Alors, Messi est-il plus fort que vous ?

C’est difficile à dire : l’amoureux du football dirait qu’»il est du moment». Certains diront que Beethoven ne savait pas jouer du piano, d’autres diront que Michel-Ange ne savait pas peindre et que Pelé ne savait pas jouer au football. Mais on a tous reçu un don de Dieu. Quand Messi aura marqué 1 283 buts comme moi, quand il aura gagné trois Coupes du monde, on en reparlera. On n’a pas besoin de comparer. Le football change, les records sont faits pour être battus, mais ça va être dur de battre les miens. Les gens me demandent tout le temps : «Quand est-ce que va naître un nouveau Pelé ?» Jamais ! Mon père et ma mère ont fermé l’usine.

Vous avez été le premier Noir à devenir ministre au Brésil. Problème de racisme ?

Ça n’existe pas au Brésil. Il est absurde aussi de dire qu’il y a du racisme dans le foot. Combien y a-t-il de matches joués dans le monde chaque semaine ? C’est énorme, le foot est multicouleur : Jaunes, Noirs, Blancs…

Pourtant, vous avez été insulté sur les terrains ?

De nombreuses fois, et je me vengeais en marquant deux buts de plus à chaque insulte. Les joueurs s’excusaient après coup. Moi aussi j’ai insulté des joueurs, mais ça n’avait rien de raciste. Avec la médiatisation et Internet, on en parle beaucoup plus.

Pensez-vous avoir contribué à changer le regard sur les Noirs ?

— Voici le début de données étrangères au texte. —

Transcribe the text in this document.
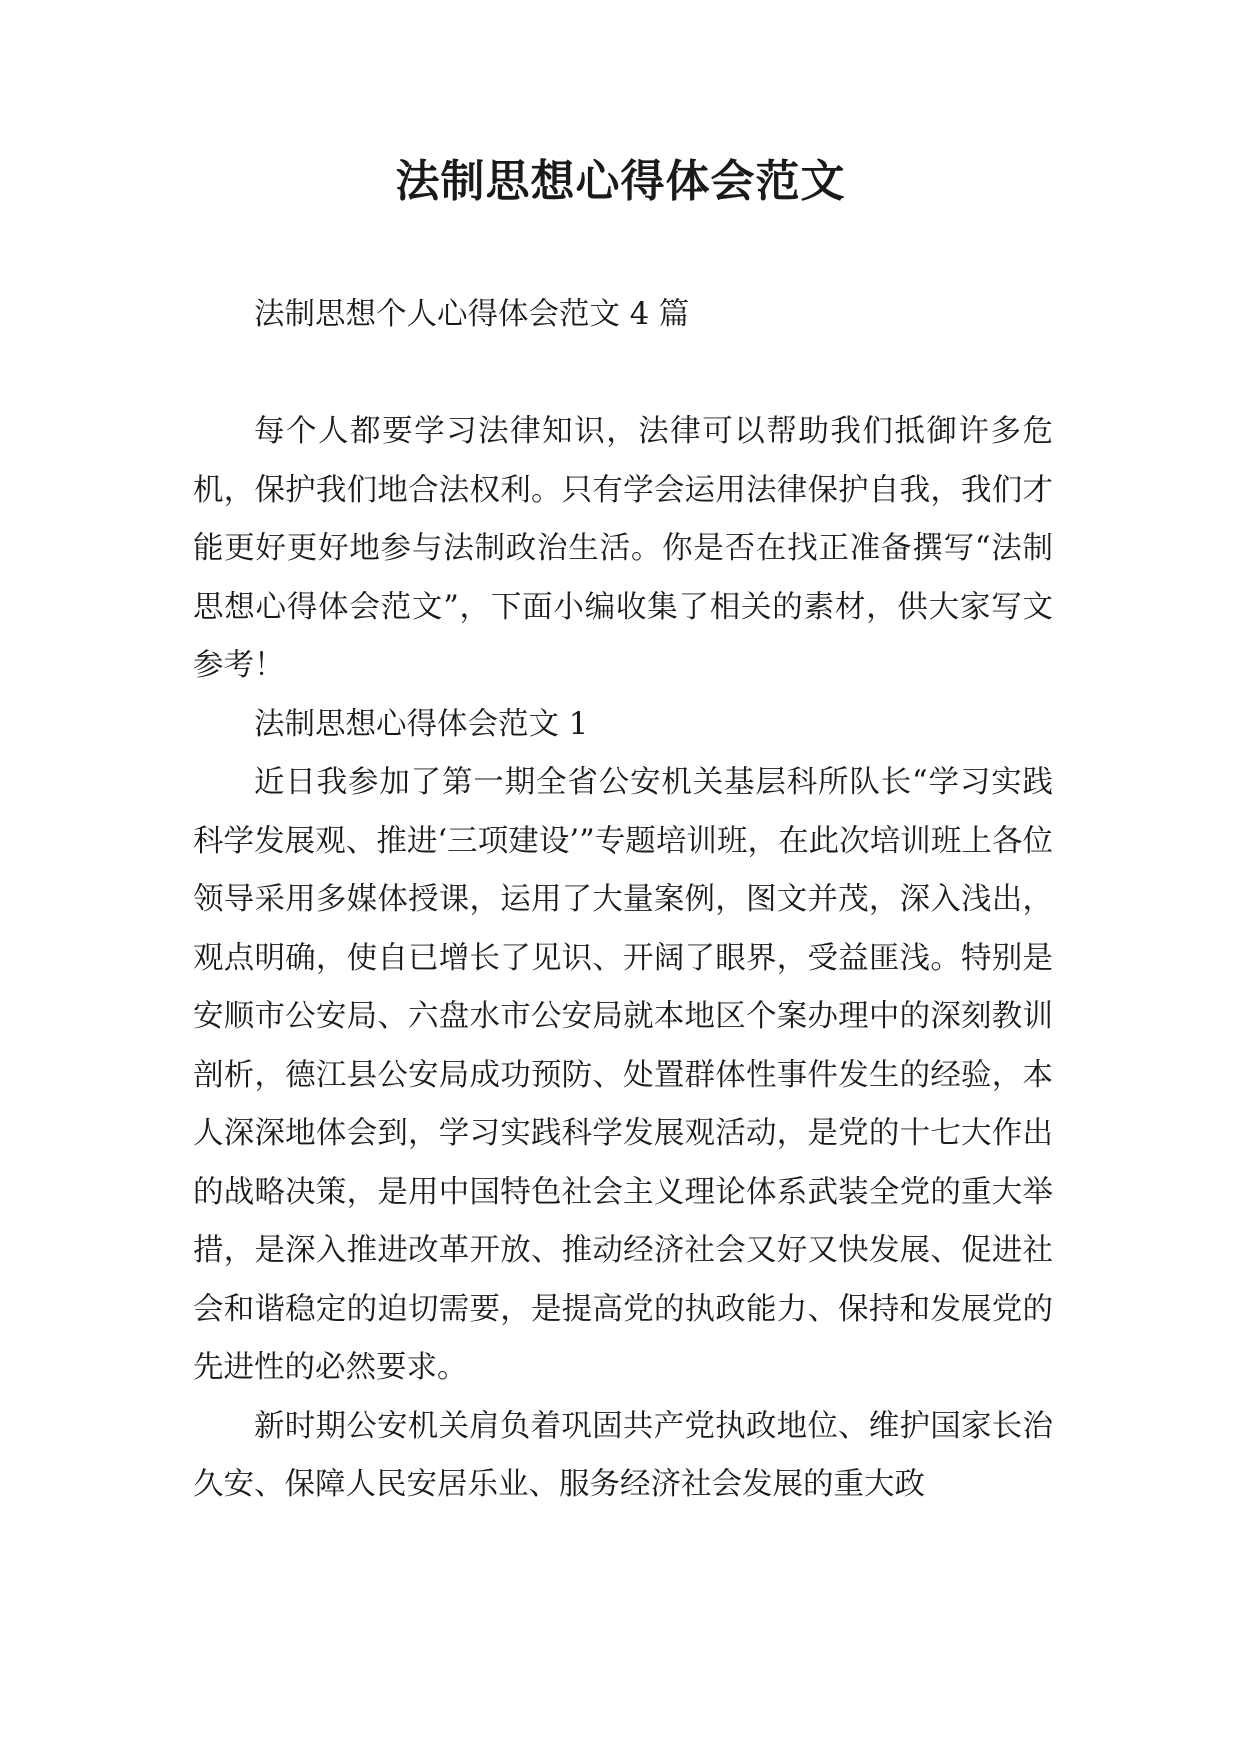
法制思想心得体会范文

法制思想个人心得体会范文 4 篇

每个人都要学习法律知识，法律可以帮助我们抵御许多危机，保护我们地合法权利。只有学会运用法律保护自我，我们才能更好更好地参与法制政治生活。你是否在找正准备撰写“法制思想心得体会范文”，下面小编收集了相关的素材，供大家写文参考！

法制思想心得体会范文 1

近日我参加了第一期全省公安机关基层科所队长“学习实践科学发展观、推进‘三项建设’”专题培训班，在此次培训班上各位领导采用多媒体授课，运用了大量案例，图文并茂，深入浅出，观点明确，使自已增长了见识、开阔了眼界，受益匪浅。特别是安顺市公安局、六盘水市公安局就本地区个案办理中的深刻教训剖析，德江县公安局成功预防、处置群体性事件发生的经验，本人深深地体会到，学习实践科学发展观活动，是党的十七大作出的战略决策，是用中国特色社会主义理论体系武装全党的重大举措，是深入推进改革开放、推动经济社会又好又快发展、促进社会和谐稳定的迫切需要，是提高党的执政能力、保持和发展党的先进性的必然要求。

新时期公安机关肩负着巩固共产党执政地位、维护国家长治久安、保障人民安居乐业、服务经济社会发展的重大政
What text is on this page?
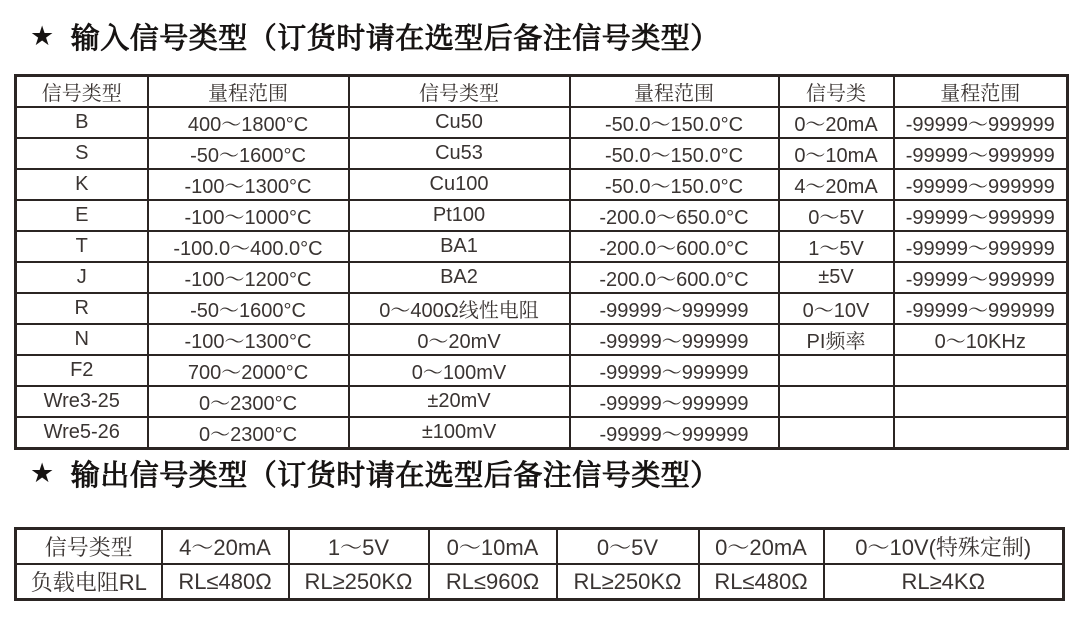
★ 输入信号类型（订货时请在选型后备注信号类型）
信号类型	量程范围	信号类型	量程范围	信号类	量程范围
B	400～1800°C	Cu50	-50.0～150.0°C	0～20mA	-99999～999999
S	-50～1600°C	Cu53	-50.0～150.0°C	0～10mA	-99999～999999
K	-100～1300°C	Cu100	-50.0～150.0°C	4～20mA	-99999～999999
E	-100～1000°C	Pt100	-200.0～650.0°C	0～5V	-99999～999999
T	-100.0～400.0°C	BA1	-200.0～600.0°C	1～5V	-99999～999999
J	-100～1200°C	BA2	-200.0～600.0°C	±5V	-99999～999999
R	-50～1600°C	0～400Ω线性电阻	-99999～999999	0～10V	-99999～999999
N	-100～1300°C	0～20mV	-99999～999999	PI频率	0～10KHz
F2	700～2000°C	0～100mV	-99999～999999		
Wre3-25	0～2300°C	±20mV	-99999～999999		
Wre5-26	0～2300°C	±100mV	-99999～999999		
★ 输出信号类型（订货时请在选型后备注信号类型）
信号类型	4～20mA	1～5V	0～10mA	0～5V	0～20mA	0～10V(特殊定制)
负载电阻RL	RL≤480Ω	RL≥250KΩ	RL≤960Ω	RL≥250KΩ	RL≤480Ω	RL≥4KΩ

Oui, je pense. Il y a eu deux moments forts. Lors du Mondial 1958, quand le roi de Suède est descendu sur le terrain. Pour la première fois de l’histoire, il a été pris en photo serrant la main d’un homme noir. Cette photo a fait le tour du monde. Le second événement, c’est quand la reine Elizabeth m’a fait «Sir» du Royaume-Uni : là encore, c’était un énorme symbole. Une autre chose m’est arrivée. En 1975, mon contrat avec Santos étant terminé, Henry Kissinger, l’ancien secrétaire d’Etat américain, est venu me voir pour me dire : «Il faut que tu viennes aux Etats-Unis pour développer le football.» Et, aux Etats-Unis, il y avait du racisme. Je pense que ma présence au Cosmos de New York a dû contribuer à changer les choses. Une dernière anecdote : je suis parti jouer au Zaïre en 1969 avec Santos. Pour notre match, la guerre civile s’est arrêtée. A l’époque, il n’y avait pas Internet mais tout le monde le savait.

Que souhaitez-vous que l’on retienne de vous ?

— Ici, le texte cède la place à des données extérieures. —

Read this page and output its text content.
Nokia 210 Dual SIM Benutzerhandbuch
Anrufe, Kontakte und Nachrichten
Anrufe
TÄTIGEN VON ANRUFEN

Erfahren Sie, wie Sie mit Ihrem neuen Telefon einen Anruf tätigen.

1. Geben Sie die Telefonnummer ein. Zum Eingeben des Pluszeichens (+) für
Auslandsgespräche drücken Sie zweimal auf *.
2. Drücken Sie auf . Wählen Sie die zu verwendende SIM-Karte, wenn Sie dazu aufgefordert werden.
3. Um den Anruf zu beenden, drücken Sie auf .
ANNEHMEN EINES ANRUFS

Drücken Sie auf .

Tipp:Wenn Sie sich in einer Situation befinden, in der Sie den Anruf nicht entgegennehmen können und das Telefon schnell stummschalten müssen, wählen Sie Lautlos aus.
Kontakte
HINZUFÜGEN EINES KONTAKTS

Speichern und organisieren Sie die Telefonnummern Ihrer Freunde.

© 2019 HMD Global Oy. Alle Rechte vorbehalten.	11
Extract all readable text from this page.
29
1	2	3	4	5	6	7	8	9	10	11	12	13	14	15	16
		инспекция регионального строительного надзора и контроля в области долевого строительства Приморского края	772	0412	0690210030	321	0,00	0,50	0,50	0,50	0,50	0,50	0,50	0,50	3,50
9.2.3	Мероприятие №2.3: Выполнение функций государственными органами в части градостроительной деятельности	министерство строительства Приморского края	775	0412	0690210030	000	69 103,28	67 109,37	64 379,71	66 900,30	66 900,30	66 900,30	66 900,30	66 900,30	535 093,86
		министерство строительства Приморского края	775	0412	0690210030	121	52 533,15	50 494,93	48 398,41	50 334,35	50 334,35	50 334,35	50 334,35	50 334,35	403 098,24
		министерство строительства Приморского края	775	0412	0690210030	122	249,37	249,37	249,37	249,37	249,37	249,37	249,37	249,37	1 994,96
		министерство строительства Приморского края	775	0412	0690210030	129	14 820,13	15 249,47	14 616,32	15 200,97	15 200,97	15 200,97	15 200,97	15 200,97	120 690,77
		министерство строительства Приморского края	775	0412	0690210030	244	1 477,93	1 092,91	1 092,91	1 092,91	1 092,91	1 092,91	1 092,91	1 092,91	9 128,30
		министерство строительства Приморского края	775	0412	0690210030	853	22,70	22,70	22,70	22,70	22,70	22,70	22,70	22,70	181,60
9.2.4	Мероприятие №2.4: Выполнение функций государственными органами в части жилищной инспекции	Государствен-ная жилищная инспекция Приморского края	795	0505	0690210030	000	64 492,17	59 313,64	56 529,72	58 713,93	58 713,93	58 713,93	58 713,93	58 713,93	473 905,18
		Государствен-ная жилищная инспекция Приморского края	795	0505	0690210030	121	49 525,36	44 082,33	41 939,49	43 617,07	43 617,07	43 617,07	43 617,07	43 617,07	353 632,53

Vous savez, Pelé, c’est le plus grand nom connu dans le monde. Je peux aller n’importe où ; si je cherche du travail, j’en trouverai. Plus sérieusement, après ma mort, j’aimerais que les gens se rappellent que j’ai été une bonne personne qui a toujours voulu unir les gens et rassembler les peuples. Et qu’ils se souviennent aussi que j’ai été… un bon joueur.